Imaginava-o deitado na cama, à sua espera. A contemplar com curiosidade os pormenores do quarto nos quais mais ninguém repararia, só ele. A simetria da janela dividida em quadrados, esses que repartiam o seu rosto refletido em mil pedaços, para que não se distraísse com a seu próprio reflexo. O candeeiro a segurar os calções de renda vermelha dela, regulando os tons do quarto. Os livros no canto, uns em cima dos outros, amontoados de um jeito intencionalmente imperfeito.
Imaginava perder-se nos olhos dele, a contemplar a sua contemplação. E a sorrir, discretamente, mordendo o lábio de baixo, sem mostrar os dentes. A sorrir com o coração. Esse que a cada batimento se conectava com os arrepios que lhe subiam por entre as pernas. Em busca da perdição. Em busca da salvação. Até ele voltar a encontrar-se com o seu olhar. Para sorrirem os dois. Sorrirem o amor, esse amor miudinho que ainda não admitia ser por inteiro, ainda.
Imaginava a dança que se sucedia. Essa dança ainda sem toque, só de atração. Como dois ímanes, iam-se tornando num só, num só em movimento, que se movia sem se tocar. Imaginava permanecer nessa dança só mais uns instantes. Sabia que o desejo era mais ardente nesse momento em que ainda não se tem. Esse segundo em que as mãos quase se tocam. Em que os lábios quase se unem. Em que as almas quase se recordam que sempre foram uma só.

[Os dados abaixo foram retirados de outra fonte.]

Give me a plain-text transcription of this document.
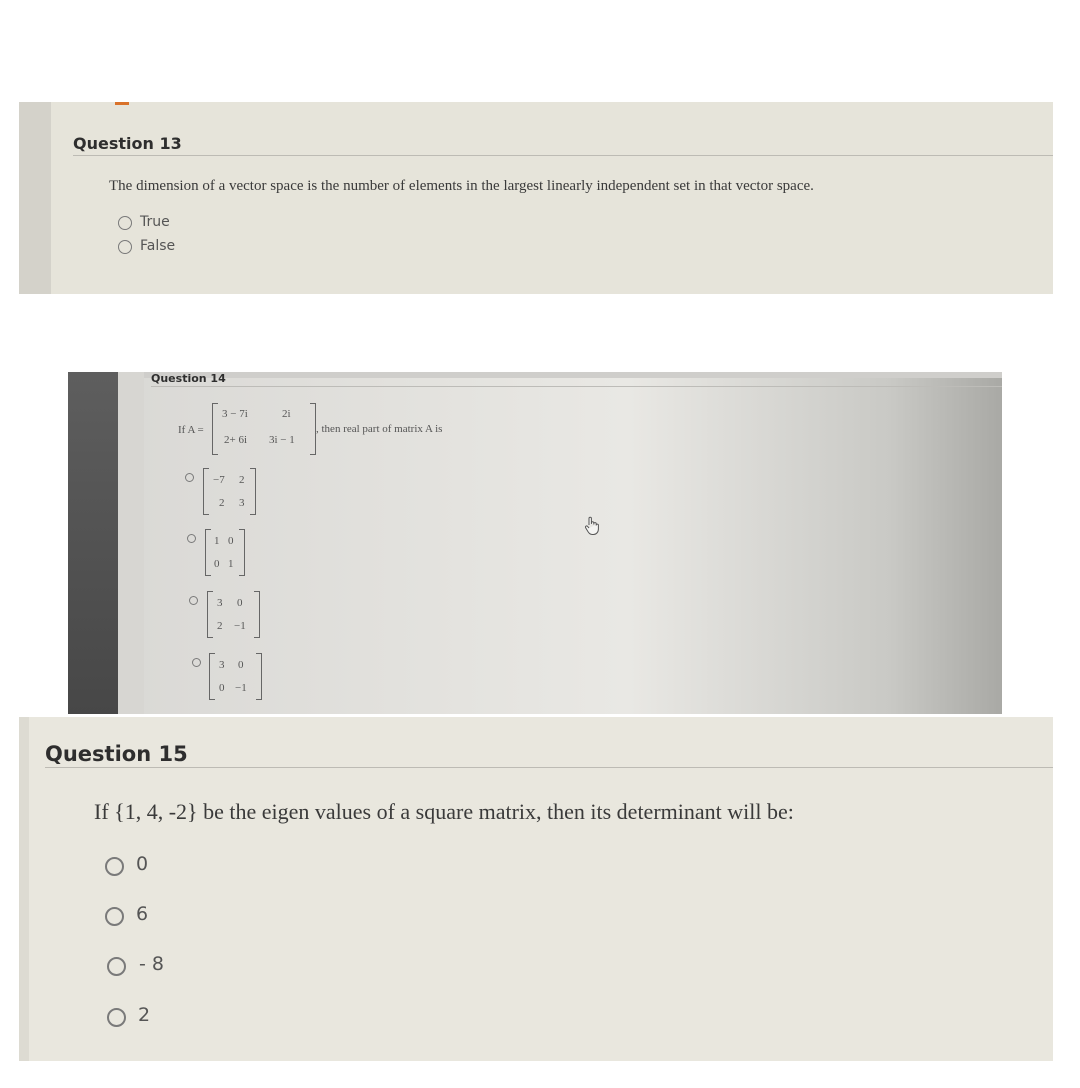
Question 13
The dimension of a vector space is the number of elements in the largest linearly independent set in that vector space.
True
False
Question 14
If A =
3 − 7i	2i
2+ 6i 3i − 1
, then real part of matrix A is
−7 2
2 3
1 0
0 1
3 0
2 −1
3 0
0 −1
Question 15
If {1, 4, -2} be the eigen values of a square matrix, then its determinant will be:
0
6
- 8
2
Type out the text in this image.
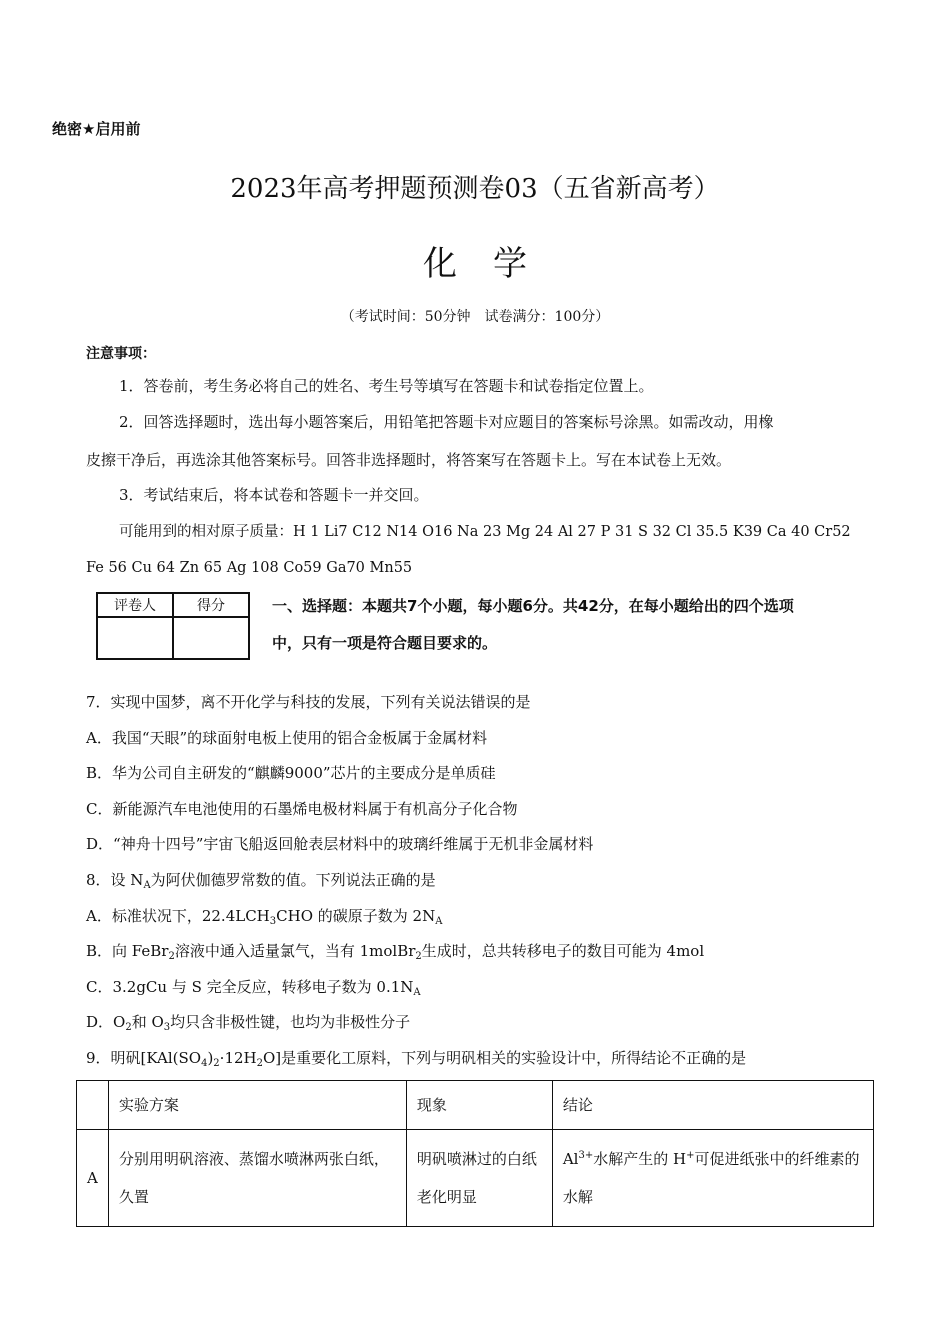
绝密★启用前
2023年高考押题预测卷03（五省新高考）
化学
（考试时间：50分钟　试卷满分：100分）
注意事项：
1．答卷前，考生务必将自己的姓名、考生号等填写在答题卡和试卷指定位置上。
2．回答选择题时，选出每小题答案后，用铅笔把答题卡对应题目的答案标号涂黑。如需改动，用橡
皮擦干净后，再选涂其他答案标号。回答非选择题时，将答案写在答题卡上。写在本试卷上无效。
3．考试结束后，将本试卷和答题卡一并交回。
可能用到的相对原子质量：H 1 Li7 C12 N14 O16 Na 23 Mg 24 Al 27 P 31 S 32 Cl 35.5 K39 Ca 40 Cr52
Fe 56 Cu 64 Zn 65 Ag 108 Co59 Ga70 Mn55
评卷人	得分
		一、选择题：本题共7个小题，每小题6分。共42分，在每小题给出的四个选项
中，只有一项是符合题目要求的。
7．实现中国梦，离不开化学与科技的发展，下列有关说法错误的是
A．我国“天眼”的球面射电板上使用的铝合金板属于金属材料
B．华为公司自主研发的“麒麟9000”芯片的主要成分是单质硅
C．新能源汽车电池使用的石墨烯电极材料属于有机高分子化合物
D．“神舟十四号”宇宙飞船返回舱表层材料中的玻璃纤维属于无机非金属材料
8．设 $N_A$为阿伏伽德罗常数的值。下列说法正确的是
A．标准状况下，$22.4LCH_3CHO$ 的碳原子数为 $2N_A$
B．向 FeBr$_2$溶液中通入适量氯气，当有 1molBr$_2$生成时，总共转移电子的数目可能为 4mol
C．3.2gCu 与 S 完全反应，转移电子数为 $0.1N_A$
D．$O_2$和 $O_3$均只含非极性键，也均为非极性分子
9．明矾$[KAl(SO_4)_2\cdot 12H_2O]$是重要化工原料，下列与明矾相关的实验设计中，所得结论不正确的是
	实验方案	现象	结论
A	分别用明矾溶液、蒸馏水喷淋两张白纸，久置	明矾喷淋过的白纸老化明显	$Al^{3+}$水解产生的 H+可促进纸张中的纤维素的水解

Finalmente, os dedos dela sentiam suavemente o rosto dele como se fosse a primeira vez, porque era sempre a primeira vez. Estudavam a textura da sua barba. E do seu cabelo. Ao mesmo tempo que inspirava o seu cheiro a verdade, presença, poder, vulnerabilidade. Sentia as suas costas, já mais em jeito de arranhão do que carícia, inspirando os lábios dele a descobrirem os recantos do pescoço dela. E depois da sua orelha. Até que a audição dela se diluía na respiração dele. E assim, ele seguia deliciando-se com o seu sabor a verão e pureza, a leveza e liberdade, ainda que se encontrassem presos em pleno inverno no centro da cidade.
Recordava essa memória do que era tê-lo dentro dela. Essa sensação de conexão, de pertença, de união. Imaginava que o acesso ao transcendente é concedido a dois: a dois corpos conectados sem vergonha, a duas almas que não têm medo ora de ver, ora de se deixarem ser vistas. E assim o via. E se deixava ser vista. Para subirem ao céu e descobrirem de que são feitas as nuvens, e depois as estrelas.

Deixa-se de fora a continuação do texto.